Sus comentarios siguieron a una publicación de renuncia de Jacob Coxon de Anthropic, que levantó alarmas sobre el desarrollo descontrolado de tecnologías de IA por parte de grandes empresas como OpenAI y Anthropic.
En respuesta a estas preocupaciones, el CEO de OpenAI, Sam Altman, anunció un retraso en la oferta pública de la empresa, mientras que el CEO de Anthropic, Dario Amodei, pidió una desaceleración en el desarrollo de la IA, recibiendo apoyo de líderes de la industria, incluido Elon Musk.
Sin embargo, el panorama político sigue dividido, con figuras como el ex presidente Trump desestimando los riesgos como un 'engaño' y abogando por una regulación mínima.
El presidente de la Cámara de Representantes, Mike Johnson, enfatizó que las empresas tecnológicas deberían autorregularse, mientras que algunos legisladores, incluido el representante Chip Roy, sugirieron un enfoque equilibrado que involucre tanto al gobierno como a la industria.
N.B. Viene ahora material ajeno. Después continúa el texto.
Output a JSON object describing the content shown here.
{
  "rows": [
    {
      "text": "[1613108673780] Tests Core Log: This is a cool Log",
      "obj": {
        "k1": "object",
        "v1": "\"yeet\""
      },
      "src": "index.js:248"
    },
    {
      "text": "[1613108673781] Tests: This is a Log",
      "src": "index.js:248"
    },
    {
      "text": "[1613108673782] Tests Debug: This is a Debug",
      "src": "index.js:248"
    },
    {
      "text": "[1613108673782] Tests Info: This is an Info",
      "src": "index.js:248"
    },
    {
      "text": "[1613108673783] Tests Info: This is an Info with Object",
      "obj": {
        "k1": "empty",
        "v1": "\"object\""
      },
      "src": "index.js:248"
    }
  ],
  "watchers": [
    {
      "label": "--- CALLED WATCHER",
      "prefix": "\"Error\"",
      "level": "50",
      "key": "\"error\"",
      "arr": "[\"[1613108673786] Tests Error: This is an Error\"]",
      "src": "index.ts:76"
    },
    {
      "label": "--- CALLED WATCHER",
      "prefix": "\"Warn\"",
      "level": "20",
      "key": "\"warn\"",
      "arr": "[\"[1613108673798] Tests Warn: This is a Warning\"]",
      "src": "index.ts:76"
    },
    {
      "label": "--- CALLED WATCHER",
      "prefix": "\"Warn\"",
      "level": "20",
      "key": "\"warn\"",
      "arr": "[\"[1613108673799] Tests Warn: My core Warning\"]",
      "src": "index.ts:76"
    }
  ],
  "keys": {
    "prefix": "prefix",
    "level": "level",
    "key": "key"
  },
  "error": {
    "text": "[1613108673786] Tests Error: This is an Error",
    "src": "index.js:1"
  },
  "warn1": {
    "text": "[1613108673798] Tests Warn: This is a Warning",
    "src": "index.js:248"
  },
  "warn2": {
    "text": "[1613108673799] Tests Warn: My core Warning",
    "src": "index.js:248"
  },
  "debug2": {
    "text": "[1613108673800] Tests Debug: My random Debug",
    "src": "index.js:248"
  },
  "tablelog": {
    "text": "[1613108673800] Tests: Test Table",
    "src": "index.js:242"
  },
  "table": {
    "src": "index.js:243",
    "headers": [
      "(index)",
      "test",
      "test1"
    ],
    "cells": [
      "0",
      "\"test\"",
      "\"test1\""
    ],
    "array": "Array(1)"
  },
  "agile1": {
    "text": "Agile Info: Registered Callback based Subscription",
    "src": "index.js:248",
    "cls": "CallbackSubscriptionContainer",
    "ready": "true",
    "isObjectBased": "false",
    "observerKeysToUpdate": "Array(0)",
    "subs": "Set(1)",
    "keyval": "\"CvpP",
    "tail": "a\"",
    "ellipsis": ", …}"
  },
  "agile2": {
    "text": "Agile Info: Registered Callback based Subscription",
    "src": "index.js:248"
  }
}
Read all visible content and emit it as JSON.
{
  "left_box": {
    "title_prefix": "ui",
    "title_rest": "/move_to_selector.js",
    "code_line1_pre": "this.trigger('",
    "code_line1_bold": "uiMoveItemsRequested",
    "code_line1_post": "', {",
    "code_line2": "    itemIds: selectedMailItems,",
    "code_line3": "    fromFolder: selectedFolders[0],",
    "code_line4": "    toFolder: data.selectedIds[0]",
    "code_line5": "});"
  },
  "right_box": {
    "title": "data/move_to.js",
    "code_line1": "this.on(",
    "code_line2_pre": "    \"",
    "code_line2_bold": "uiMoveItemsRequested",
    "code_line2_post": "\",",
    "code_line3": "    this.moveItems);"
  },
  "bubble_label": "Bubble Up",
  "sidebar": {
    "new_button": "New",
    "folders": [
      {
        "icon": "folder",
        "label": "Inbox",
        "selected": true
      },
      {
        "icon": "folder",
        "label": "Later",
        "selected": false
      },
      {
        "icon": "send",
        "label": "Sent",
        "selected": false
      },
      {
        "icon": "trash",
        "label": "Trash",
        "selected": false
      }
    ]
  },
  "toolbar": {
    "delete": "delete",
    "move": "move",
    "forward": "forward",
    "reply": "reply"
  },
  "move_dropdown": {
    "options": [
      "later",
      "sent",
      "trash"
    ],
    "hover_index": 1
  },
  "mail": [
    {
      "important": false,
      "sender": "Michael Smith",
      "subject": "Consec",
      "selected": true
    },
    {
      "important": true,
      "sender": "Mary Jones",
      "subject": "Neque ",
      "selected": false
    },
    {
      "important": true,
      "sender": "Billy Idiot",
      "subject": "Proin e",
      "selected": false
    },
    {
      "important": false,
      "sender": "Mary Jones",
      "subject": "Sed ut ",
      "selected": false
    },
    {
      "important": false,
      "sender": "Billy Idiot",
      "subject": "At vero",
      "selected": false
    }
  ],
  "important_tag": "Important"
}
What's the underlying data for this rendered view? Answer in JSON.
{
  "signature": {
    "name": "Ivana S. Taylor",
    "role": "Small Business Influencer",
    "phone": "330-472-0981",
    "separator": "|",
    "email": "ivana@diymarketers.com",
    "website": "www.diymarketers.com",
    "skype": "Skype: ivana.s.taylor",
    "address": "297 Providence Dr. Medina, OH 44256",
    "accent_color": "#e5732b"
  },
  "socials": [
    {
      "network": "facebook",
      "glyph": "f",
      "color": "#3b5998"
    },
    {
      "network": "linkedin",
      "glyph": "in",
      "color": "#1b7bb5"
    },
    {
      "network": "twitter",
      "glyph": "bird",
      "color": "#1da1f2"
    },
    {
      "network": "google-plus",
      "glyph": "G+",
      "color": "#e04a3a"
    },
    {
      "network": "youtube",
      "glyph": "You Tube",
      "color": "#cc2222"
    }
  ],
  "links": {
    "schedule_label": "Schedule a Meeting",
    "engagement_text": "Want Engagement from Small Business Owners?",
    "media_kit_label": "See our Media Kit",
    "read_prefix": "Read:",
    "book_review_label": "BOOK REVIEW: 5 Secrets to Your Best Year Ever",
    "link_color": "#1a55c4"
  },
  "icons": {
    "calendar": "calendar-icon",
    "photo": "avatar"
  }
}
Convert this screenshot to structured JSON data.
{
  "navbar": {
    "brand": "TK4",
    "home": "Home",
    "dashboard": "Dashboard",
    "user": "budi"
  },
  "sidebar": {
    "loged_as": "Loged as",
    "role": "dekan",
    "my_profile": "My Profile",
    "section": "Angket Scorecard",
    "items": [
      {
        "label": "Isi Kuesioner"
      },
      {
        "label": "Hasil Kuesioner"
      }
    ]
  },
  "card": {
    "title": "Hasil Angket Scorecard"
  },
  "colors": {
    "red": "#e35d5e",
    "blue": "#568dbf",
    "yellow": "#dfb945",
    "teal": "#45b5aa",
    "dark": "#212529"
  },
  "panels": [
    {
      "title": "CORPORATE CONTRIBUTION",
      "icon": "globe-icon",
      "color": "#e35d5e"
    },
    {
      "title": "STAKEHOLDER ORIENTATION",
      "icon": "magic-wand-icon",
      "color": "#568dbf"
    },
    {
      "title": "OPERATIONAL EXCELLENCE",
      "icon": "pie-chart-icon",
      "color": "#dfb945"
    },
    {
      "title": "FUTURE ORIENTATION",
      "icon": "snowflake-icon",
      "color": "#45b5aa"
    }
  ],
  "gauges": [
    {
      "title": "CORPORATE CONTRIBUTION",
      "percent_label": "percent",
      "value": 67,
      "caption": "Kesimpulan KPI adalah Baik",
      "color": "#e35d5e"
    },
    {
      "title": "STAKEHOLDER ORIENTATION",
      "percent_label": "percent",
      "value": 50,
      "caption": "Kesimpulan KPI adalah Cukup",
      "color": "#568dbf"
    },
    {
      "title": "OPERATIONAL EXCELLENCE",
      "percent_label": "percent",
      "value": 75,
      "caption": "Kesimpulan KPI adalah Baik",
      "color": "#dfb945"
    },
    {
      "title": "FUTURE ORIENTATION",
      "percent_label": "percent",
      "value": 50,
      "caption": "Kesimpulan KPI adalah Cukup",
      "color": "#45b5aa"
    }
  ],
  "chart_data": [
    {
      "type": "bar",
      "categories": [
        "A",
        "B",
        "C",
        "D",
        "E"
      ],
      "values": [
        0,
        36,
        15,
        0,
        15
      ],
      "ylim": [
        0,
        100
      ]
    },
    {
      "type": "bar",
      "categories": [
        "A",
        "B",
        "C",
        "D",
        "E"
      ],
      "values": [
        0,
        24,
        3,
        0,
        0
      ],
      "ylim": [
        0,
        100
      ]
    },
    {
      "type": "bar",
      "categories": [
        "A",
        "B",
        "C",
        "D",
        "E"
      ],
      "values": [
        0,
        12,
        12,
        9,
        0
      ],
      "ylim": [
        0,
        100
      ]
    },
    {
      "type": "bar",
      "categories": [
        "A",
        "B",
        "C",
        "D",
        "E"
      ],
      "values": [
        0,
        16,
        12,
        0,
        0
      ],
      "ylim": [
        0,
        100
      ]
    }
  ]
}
A pesar de la urgencia expresada por muchos en el evento, es poco probable que se tomen medidas legislativas sobre la seguridad de la IA antes de las próximas elecciones, ya que el Congreso se prepara para disolverse.
Esta situación refleja una tensión más amplia entre la necesidad de regulación para garantizar la seguridad y el miedo a perder la ventaja competitiva frente a países como China, complicando el camino hacia la gobernanza de la IA.